En tournant la tête, elle vit que le pantin s’était penché pour lui darder un regard apathique.
— Hum… Pardon pour ce commentaire peut-être méchant, se rattrapa-t-elle.
— Merci bien.
Lysithea eut un sourire gêné, comprenant l’avoir blessé. Il valait mieux être gentil avec lui, au risque qu’il récupérât son bras.
— Heum… À part ça, tu t’appelles comment ? demanda l’enfant.
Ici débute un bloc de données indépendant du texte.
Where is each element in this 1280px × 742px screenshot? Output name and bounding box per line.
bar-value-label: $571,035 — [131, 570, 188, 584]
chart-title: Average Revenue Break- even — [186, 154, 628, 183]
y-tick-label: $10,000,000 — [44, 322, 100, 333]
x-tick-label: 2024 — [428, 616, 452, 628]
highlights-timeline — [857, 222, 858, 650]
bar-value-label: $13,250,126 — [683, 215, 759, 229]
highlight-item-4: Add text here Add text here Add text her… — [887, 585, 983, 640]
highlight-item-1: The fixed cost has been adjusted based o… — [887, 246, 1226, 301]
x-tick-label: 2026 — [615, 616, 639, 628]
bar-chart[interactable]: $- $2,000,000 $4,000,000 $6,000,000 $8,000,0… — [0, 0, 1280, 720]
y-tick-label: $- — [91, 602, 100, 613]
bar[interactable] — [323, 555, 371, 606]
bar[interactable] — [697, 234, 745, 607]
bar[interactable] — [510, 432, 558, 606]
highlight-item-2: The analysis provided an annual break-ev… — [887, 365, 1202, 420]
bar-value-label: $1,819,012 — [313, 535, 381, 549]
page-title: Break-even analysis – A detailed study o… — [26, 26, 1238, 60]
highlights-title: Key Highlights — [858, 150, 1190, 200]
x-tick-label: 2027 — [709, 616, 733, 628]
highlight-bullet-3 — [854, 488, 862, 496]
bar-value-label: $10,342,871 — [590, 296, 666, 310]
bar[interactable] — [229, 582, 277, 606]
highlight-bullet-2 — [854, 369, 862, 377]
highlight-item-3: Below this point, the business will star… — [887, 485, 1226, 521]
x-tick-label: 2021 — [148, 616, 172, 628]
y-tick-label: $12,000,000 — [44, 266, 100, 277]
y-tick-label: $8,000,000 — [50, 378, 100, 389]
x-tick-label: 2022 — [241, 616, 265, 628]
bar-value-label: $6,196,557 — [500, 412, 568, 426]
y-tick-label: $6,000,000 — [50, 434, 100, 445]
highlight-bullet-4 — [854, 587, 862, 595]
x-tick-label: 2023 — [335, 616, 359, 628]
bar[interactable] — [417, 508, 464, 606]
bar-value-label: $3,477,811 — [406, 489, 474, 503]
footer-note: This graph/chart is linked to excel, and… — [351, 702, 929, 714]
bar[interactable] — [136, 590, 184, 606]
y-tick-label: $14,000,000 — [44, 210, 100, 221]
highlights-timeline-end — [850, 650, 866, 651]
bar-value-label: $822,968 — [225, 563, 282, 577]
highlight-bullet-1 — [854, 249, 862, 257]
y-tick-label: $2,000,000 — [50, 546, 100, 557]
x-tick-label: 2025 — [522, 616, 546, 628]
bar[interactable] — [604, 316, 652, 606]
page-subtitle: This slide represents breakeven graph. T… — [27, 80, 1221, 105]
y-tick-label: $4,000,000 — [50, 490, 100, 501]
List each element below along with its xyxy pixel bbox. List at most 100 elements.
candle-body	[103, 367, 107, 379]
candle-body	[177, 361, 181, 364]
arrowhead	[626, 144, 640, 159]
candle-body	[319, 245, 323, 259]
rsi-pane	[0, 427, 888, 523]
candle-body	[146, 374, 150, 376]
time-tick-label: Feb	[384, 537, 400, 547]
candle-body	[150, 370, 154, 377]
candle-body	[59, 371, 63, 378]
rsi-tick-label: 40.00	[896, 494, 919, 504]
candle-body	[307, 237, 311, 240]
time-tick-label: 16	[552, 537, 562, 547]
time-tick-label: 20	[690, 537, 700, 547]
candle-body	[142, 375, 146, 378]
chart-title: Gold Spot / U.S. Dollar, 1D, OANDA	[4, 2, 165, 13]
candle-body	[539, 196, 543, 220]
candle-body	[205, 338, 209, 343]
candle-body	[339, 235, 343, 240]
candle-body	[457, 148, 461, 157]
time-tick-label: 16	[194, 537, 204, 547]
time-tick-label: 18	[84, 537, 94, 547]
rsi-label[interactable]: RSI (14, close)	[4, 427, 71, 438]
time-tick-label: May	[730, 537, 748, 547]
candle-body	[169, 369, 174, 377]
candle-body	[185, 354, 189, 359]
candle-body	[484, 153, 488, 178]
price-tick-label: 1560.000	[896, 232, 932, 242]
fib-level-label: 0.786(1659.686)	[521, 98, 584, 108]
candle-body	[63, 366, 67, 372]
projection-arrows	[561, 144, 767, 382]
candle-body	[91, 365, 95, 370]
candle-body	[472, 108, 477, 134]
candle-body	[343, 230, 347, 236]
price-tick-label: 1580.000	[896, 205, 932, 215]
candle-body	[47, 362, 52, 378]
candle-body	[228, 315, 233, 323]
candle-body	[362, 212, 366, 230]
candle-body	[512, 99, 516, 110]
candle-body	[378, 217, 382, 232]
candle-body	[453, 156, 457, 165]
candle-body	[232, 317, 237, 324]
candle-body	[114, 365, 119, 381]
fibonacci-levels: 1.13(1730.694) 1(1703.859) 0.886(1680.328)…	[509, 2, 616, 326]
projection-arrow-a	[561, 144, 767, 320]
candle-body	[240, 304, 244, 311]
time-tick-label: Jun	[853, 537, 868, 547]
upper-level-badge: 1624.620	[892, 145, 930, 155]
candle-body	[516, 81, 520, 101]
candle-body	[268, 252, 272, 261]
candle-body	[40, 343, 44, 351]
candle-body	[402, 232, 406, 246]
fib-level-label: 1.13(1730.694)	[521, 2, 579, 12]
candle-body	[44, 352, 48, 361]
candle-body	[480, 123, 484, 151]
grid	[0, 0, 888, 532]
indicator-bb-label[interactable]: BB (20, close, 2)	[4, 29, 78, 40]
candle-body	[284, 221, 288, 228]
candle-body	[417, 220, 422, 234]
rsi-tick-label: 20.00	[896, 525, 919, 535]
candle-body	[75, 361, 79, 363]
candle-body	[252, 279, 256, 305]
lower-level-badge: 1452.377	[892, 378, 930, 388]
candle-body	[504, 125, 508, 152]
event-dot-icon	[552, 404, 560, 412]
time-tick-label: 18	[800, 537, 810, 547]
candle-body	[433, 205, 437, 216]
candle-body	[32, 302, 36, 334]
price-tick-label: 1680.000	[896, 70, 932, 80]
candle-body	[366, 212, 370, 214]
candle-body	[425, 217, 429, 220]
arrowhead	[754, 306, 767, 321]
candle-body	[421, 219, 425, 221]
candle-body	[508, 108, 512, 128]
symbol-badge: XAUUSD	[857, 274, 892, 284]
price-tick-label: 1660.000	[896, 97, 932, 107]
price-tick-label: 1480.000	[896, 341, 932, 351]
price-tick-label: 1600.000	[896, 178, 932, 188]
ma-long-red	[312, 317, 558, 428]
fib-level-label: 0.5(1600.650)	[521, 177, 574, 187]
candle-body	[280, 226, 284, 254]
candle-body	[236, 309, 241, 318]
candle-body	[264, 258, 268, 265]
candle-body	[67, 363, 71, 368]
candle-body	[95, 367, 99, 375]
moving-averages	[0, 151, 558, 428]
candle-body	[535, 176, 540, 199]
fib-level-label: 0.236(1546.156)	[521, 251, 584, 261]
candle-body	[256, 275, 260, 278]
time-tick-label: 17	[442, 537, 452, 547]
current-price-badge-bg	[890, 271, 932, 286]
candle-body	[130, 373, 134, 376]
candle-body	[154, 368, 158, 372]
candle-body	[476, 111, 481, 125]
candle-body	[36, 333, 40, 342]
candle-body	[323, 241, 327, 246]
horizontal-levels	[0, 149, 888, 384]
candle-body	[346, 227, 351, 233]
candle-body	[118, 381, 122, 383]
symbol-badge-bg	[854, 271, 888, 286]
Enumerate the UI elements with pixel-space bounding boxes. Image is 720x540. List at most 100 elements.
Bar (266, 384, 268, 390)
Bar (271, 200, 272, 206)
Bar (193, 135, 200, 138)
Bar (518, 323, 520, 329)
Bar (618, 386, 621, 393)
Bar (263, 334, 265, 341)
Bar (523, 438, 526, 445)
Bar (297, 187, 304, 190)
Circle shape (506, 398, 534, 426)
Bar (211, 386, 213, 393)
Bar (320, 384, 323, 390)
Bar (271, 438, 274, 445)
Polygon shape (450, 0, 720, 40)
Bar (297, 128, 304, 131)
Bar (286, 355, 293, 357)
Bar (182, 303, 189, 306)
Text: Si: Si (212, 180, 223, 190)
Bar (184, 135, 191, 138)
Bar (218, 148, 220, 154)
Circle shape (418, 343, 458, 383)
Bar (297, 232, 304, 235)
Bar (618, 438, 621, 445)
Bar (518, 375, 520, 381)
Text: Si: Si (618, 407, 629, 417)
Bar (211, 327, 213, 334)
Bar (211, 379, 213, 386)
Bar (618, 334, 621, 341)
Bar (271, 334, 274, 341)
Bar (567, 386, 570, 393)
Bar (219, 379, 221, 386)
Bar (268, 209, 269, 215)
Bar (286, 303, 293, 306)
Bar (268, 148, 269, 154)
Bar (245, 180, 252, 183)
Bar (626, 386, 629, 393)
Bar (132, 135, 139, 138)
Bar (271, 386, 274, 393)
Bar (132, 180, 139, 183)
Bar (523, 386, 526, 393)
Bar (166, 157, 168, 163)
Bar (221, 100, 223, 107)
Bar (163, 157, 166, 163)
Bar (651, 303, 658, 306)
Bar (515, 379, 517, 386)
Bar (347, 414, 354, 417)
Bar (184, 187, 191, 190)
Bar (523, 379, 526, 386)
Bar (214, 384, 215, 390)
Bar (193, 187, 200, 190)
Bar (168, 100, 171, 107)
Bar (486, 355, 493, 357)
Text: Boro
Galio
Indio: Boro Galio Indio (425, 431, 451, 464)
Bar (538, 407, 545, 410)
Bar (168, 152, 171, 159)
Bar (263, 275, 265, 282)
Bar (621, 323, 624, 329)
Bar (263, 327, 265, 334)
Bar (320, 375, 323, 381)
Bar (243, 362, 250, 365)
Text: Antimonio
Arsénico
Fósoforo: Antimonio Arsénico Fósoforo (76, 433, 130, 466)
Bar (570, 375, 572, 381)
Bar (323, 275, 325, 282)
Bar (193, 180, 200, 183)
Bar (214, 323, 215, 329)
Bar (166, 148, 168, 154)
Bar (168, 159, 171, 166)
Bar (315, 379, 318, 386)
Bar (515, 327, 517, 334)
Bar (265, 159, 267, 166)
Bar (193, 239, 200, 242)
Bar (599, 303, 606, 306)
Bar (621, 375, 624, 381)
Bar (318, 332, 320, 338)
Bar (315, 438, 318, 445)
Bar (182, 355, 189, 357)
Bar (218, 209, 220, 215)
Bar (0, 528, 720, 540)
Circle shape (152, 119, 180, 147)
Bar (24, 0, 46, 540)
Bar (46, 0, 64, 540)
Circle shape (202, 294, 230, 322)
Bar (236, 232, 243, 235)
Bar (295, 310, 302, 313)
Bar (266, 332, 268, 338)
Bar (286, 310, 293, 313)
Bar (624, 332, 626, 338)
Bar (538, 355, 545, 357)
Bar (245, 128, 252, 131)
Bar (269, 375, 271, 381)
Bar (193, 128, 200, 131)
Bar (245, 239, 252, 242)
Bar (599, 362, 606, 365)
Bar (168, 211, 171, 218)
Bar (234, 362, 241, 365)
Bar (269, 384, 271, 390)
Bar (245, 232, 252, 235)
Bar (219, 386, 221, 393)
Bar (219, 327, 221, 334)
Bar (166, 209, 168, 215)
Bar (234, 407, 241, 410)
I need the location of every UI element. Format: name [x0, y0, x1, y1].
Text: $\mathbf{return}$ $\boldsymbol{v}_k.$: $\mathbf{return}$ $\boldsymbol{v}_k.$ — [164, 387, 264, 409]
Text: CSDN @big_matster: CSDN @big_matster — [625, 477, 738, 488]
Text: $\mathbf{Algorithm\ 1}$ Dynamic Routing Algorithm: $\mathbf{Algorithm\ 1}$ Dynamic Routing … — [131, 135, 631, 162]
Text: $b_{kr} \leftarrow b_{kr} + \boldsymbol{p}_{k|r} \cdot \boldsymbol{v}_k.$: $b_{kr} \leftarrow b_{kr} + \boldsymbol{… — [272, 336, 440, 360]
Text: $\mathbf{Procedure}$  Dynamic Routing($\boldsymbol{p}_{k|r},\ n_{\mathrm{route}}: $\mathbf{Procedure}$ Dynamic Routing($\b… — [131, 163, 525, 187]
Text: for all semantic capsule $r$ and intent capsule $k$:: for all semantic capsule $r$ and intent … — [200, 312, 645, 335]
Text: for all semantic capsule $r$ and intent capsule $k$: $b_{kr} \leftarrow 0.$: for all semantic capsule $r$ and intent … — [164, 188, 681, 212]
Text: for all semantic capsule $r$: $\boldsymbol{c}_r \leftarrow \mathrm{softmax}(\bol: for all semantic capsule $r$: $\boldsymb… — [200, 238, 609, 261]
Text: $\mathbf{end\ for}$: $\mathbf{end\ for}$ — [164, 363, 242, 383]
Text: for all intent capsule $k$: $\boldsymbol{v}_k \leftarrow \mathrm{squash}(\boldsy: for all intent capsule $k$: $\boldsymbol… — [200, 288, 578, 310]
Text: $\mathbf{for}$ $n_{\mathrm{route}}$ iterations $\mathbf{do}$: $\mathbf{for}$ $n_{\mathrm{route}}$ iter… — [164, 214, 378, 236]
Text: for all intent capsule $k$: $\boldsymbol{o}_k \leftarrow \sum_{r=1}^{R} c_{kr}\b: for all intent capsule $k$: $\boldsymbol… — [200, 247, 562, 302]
— Un nom ? Je sais plus, répondit celui en bois. Les pantins n’ont pas de nom.
— Pourtant…
— Oui, lui, c’est différent. C’est un pantin important pour notre marionnettiste, donc il a été nommé. Pour le reste, on est beaucoup trop pour avoir notre propre nom…
— Je vois…
Lysithea réfléchit à cette information, main sur le menton. Ce ne serait pas très pratique d’appeler ce garçon “pantin”, ou “toi”. Enfin, Lysithea passant le plus clair de son temps seule, il y aurait peu de chance qu’il pense qu’elle s’adressait à quelqu’un d’autre que lui quand elle se mettrait à parler à haute voix.
Mais ne pas avoir de prénom… C’est tellement dommage…
Il lui en fallait un, simplement pour qu’il se sente comme un compagnon de Lysithea, et pas simplement un objet animé qui lui avait offert un bras. Certes, la petite fille ne lui faisait pas entièrement confiance, cela étant, il faisait à présent partie de son monde. Si elle était forcée de l’avoir sur son dos tout le reste de son voyage, il prendrait part à rêveries, et pour cela, il fallait qu’il le mérite. Un simple pantin en bois, c’était hors de question.
— Je pourrais t’appeler “bois”, ou quelque chose comme ça, non ?
— Ça ma petite, c’est hors de question, car ce n’est pas un prénom.
— Pourquoi tu dis ma petite alors qu’on fait la même taille ? Ah, mais tu ne connais pas mon prénom non plus ! Moi c’est Lysithea. Enchantée.
— Enchanté dans ce cas, moi c’est Bois. Chose que je ne dirai jamais, tu t’en doutes bien.
— Roh, bah j’sais pas moi ! Donne-moi tes caractéristiques, dans ce cas, que je trouve une piste !
Le pantin poussa un soupir excédé sur son dos, ce qui ne fit qu’amplifier l’irritation de Lysithea qui n’avait qu’une envie, le déposer ici et poursuivre le reste toute seule, bras ou non.
— Articulations amovibles, tête capable de tourner entièrement, et membres détachables. Cœur mécanique basé sur un vrai, corps à base d’une peau humaine, sur laquelle on aurait rajouté une couche de bois d’érable. Jambes sans forces physiques, mais des bras capables de rester accrochés à quelque chose sans jamais le lâcher, même si une tornade venait à m’emporter. Cordes vocales en boîte à musique. Très peu d’informations que je viens te donner te seront utiles, en tout cas.
— C’était pas le but, donc, on s’en fiche, lâcha Lysithea, épuisée à son tour. Je vais t’appeler Érable.
Le pantin pencha la tête, pensif, avant de se redresser, non sans exhaler un soupir de formalité.
— Ça me va, écoute. C’est pas si mal.
— Tant mieux. Je suis douée pour trouver des noms, non ?
— Tu m’avais appelé Bois y a pas deux minutes de ça.
— C’est pas si horrible que ça !
— Je t’assure que si…
Lysithea fit la moue, une fois encore, avant de répondre :
— Sois heureux d’avoir un prénom, déjà…
— Oui, oui, certes. Mais quand j’aurai un corps humain, j’aurai toujours le nom d’un arbre…
— Bah, tu voleras le nom de l’enfant que tu récupéreras ! répliqua la fille, rouge de colère.
— Et si je ne l’aime pas…
— Tu m’énerves tellement !
Lysithea avança à pas vifs, comme si accélérer la cadence la ferait s’éloigner de ce garçon irritant. Elle tendait à oublier qu’il était maintenant collé à elle, et qu’elle ne s’en débarrasserait sûrement pas aussi facilement que les autres enfants.